My family (of 11) is planning a trip to Disney World in 2014 during the Choice points season. I don't think we would all do well in big villa so I'm leaning towards 2 studios and 1 one-bedroom. Considering I have enough points to cover this, how easy is it to secure 3 separate rooms at the same resort location? I assume it is easy but thought I should check. I most likely will only be able to make the reservations using the 7-month advance window.

Also, if a resale has a use year of August, does that mean the 2013 use year STARTS or ENDS in August 2013?

Thanks everyone.


----------



## Myxdvz (Jul 27, 2013)

IslaTurbine said:


> I recently discovered the timeshare world and was leaning towards purchasing a resale thru HGVC. I'm now leaning towards DVC and have one question I can't seem to find the answer to.
> 
> My family (of 11) is planning a trip to Disney World in 2014 during the Choice points season. I don't think we would all do well in big villa so I'm leaning towards 2 studios and 1 one-bedroom. Considering I have enough points to cover this, how easy is it to secure 3 separate rooms at the same resort location? I assume it is easy but thought I should check.

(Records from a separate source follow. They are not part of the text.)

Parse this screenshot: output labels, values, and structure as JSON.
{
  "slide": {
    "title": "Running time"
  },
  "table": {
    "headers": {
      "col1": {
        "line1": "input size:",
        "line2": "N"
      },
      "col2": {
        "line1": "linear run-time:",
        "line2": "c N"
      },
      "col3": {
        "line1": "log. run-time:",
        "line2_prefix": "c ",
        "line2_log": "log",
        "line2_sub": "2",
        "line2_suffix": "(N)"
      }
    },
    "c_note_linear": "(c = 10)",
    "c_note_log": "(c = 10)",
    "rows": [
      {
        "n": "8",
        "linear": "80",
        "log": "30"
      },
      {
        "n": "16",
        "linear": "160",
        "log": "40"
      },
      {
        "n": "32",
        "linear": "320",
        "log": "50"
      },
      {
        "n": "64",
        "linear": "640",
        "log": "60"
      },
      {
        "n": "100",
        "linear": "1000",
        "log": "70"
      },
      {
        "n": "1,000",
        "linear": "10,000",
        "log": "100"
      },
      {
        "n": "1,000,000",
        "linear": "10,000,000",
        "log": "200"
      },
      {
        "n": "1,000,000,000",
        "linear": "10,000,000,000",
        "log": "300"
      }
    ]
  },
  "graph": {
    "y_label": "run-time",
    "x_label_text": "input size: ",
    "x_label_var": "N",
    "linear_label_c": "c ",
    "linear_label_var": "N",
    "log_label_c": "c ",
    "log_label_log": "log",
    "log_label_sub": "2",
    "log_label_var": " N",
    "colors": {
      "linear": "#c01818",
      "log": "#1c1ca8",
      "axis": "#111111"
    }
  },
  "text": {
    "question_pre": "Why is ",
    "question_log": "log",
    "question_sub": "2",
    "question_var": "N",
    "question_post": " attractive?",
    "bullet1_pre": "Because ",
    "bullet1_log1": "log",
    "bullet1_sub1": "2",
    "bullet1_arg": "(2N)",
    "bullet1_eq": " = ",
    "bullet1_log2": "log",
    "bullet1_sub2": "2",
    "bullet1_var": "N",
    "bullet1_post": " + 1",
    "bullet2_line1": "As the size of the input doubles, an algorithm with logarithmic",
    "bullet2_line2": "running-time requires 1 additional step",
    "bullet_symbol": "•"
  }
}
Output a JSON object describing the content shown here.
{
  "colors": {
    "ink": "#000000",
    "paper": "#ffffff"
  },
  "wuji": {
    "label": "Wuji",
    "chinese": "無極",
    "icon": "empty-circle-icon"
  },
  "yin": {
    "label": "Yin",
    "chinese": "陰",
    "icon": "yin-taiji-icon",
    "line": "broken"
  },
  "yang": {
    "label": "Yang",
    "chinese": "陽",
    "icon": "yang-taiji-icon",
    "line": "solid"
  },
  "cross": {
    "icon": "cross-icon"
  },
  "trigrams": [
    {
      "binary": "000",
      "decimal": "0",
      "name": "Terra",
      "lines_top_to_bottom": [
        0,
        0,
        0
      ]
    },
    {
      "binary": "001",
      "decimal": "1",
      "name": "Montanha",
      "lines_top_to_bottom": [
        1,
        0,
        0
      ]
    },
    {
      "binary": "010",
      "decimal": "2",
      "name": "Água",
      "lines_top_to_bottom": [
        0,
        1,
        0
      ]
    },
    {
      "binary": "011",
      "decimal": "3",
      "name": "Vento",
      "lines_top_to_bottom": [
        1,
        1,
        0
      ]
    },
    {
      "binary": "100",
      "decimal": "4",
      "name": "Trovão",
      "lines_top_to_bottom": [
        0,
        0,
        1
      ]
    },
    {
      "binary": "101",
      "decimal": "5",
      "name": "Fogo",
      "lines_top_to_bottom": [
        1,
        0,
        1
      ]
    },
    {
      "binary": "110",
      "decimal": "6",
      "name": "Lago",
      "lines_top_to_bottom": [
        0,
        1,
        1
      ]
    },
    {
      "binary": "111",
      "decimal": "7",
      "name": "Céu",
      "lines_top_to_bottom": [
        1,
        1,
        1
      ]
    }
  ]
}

I most likely will only be able to make the reservations using the 7-month advance window.
> 
> ...



If you're buying where you want to stay - it should be very easy at 11 months.  At 7 months, it depends on the season.  For certain room types and resorts October - December, it might be very tough.

2 studios and a 1BR - vs a Grand Villa?

Also, what owners normally do is book at your home resort at 11 months, and then try and rebook at 7 months where you really want.  At least you are already booked somewhere and have a fallback.  Use the waitlist for those you can't/don't get.

If you have an August UY, you can use your 2013 points for reservations for August 1, 2013 to July 31, 2014


----------



## IslaTurbine (Jul 27, 2013)

Myxdvz said:


> If you're buying where you want to stay - it should be very easy at 11 months.  At 7 months, it depends on the season.  For certain room types and resorts October - December, it might be very tough.
> 
> 2 studios and a 1BR - vs a Grand Villa?
> 
> ...



Very helpful.

Thanks Marie


----------



## Mike&Edie (Jul 27, 2013)

If you have not yet bought, you might look into worldmark.  I think it has very good trading power and is good for getting into difficult places.

Mike
www.fulltimetimeshare.com


----------



## littlestar (Jul 28, 2013)

One thing to keep in mind, a room assigner when you check into a DVC resort will _*try *_to keep you close together if you request that but there's no guarantee with three separate units.  So if that's important, I would keep that in mind with booking multiple units.


----------



## simpsontruckdriver (Jul 28, 2013)

Wyndham (Club Wyndham Plus or Access), on the other hand, has a ton of resorts on the east coast. For instance, if you wanted to go to Walt Disney World, you could buy 400000 points for less than $4000 at any Wyndham resort. Let's say you want to go to WDW in August. In October, reserve a 1-bedroom and a 2-bedroom suite for 390000 points, or a 3-bedroom suite for 308000, at Wyndham Bonnet Creek. Mathematically, 400000 points is around $2020 per year MFs. Wyndham MFs and purchase price (resale) are both less than Disney Vacation Club (DVC), and they will get you suites in more locations than DVC.

TS


----------



## JPrisco (Jul 28, 2013)

You can save points if you do a 2BR + 1 Studio vs a 1BR + 2 Studios.
This would also increase the probability of being placed closer to each other.

The 3BR are more expensive than the 2BR + Studio, but you would be all together.

I love my DVC and would recommend it to anyone.  

JP


----------



## IslaTurbine (Jul 29, 2013)

Mike&Edie said:


> If you have not yet bought, you might look into worldmark.  I think it has very good trading power and is good for getting into difficult places.
> 
> Mike
> www.fulltimetimeshare.com



Is there anywhere I can see what types of resorts are available in RCI? 




JPrisco said:


> You can save points if you do a 2BR + 1 Studio vs a 1BR + 2 Studios.
> This would also increase the probability of being placed closer to each other.
> 
> The 3BR are more expensive than the 2BR + Studio, but you would be all together.
> ...



Yup, that does make more sense.


----------



## PearlCity (Jul 30, 2013)

The problem.with trading into Dvc is that you may not get all.the rooms you need for11 people when you need it.

I think rci.com has a resort directory.


----------